# Micro Dataset Example

In [1]:
import pyblp

pyblp.__version__

'0.13.0'

In this example, we'll build a configuration for a micro dataset. Micro datasets, typically surveys, are independent sources of information that typically relate individual purchases to consumer demographics. For background and notation involving micro moments, see :ref:`background:Micro Moments`.

Configuring a micro dataset does not require access to the full micro data. It simply specifies metadata about that dataset that will be used for estimation and for outputting information during estimation. These metadata include a unique name for the dataset indexed by $d$, the number of observations $N_d$, a function that defines survey weights $w_{dijt}$, and if relevant, a subset of markets from which the micro data was sampled.

First, we'll define a configuration for the micro dataset used by :ref:`references:Petrin (2002)`, which is also used in the corresponding [tutorial](petrin.ipynb).

In [4]:
micro_dataset = pyblp.MicroDataset(
    name="CEX", 
    observations=29125, 
    compute_weights=lambda t, p, a: np.ones((a.size, 1 + p.size)),
)
micro_dataset

CEX: 29125 Observations in All Markets

We called the dataset "CEX", defined the number of observations in it, and also defined a lambda function for computing survey weights in a market. Since we did not specify `market_ids`, we are assuming that the underlying micro data were sampled from all markets in the product data.

The `compute_weights` function has three arguments: the current market's ID $t$, the $J_t$ :class:`Products` inside the market, and the $I_t$ :class:`Agents` inside the market.
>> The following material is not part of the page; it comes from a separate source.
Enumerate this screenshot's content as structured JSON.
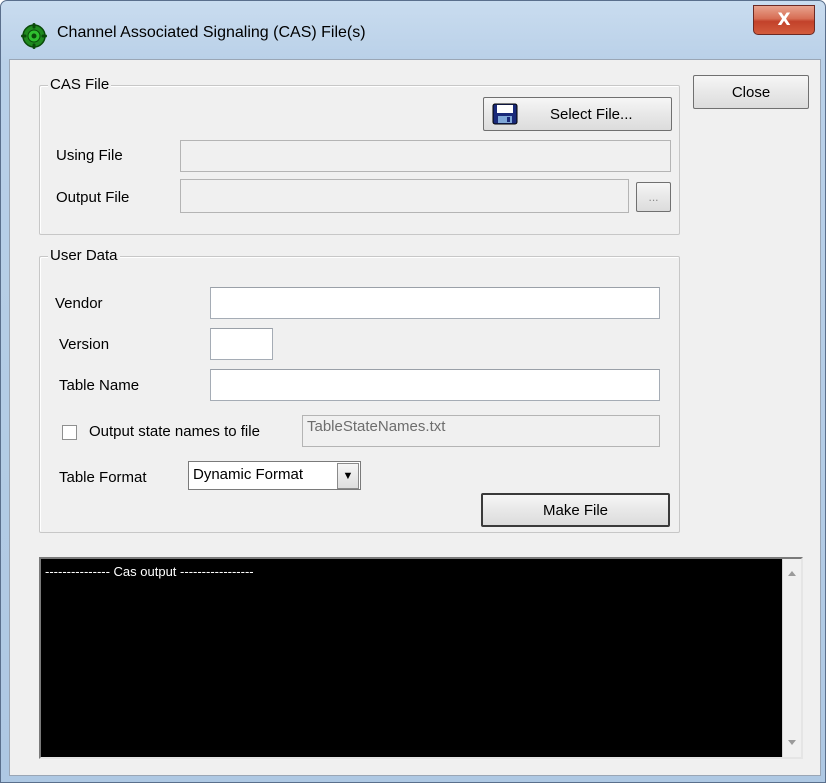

In this case, we are assuming that each product and agent/consumer type are sampled with equal probability, so we simply return a matrix of ones of shape $I_t \times (1 + J_t)$. This sets each $w_{dijt} = 1$.

By using $1 + J_t$ instead of $J_t$, we are specifying that the micro dataset contains observations of the outside option $j = 0$. If we instead specified a matrix of shape $I_t \times (1 + J_t)$, this would be the same as setting the first column equal to all zeros, so that outside choices are not sampled from.

Lastly, returning an array with two dimensions means that this micro dataset does not contain second choices. If we were to add a third dimension, for example specifying `lambda t, p, a: np.ones((a.size, 1 + p.size, 1 + p.size))`, we would be configuring the micro dataset to also have information about second choices, including for second choices of the outside option.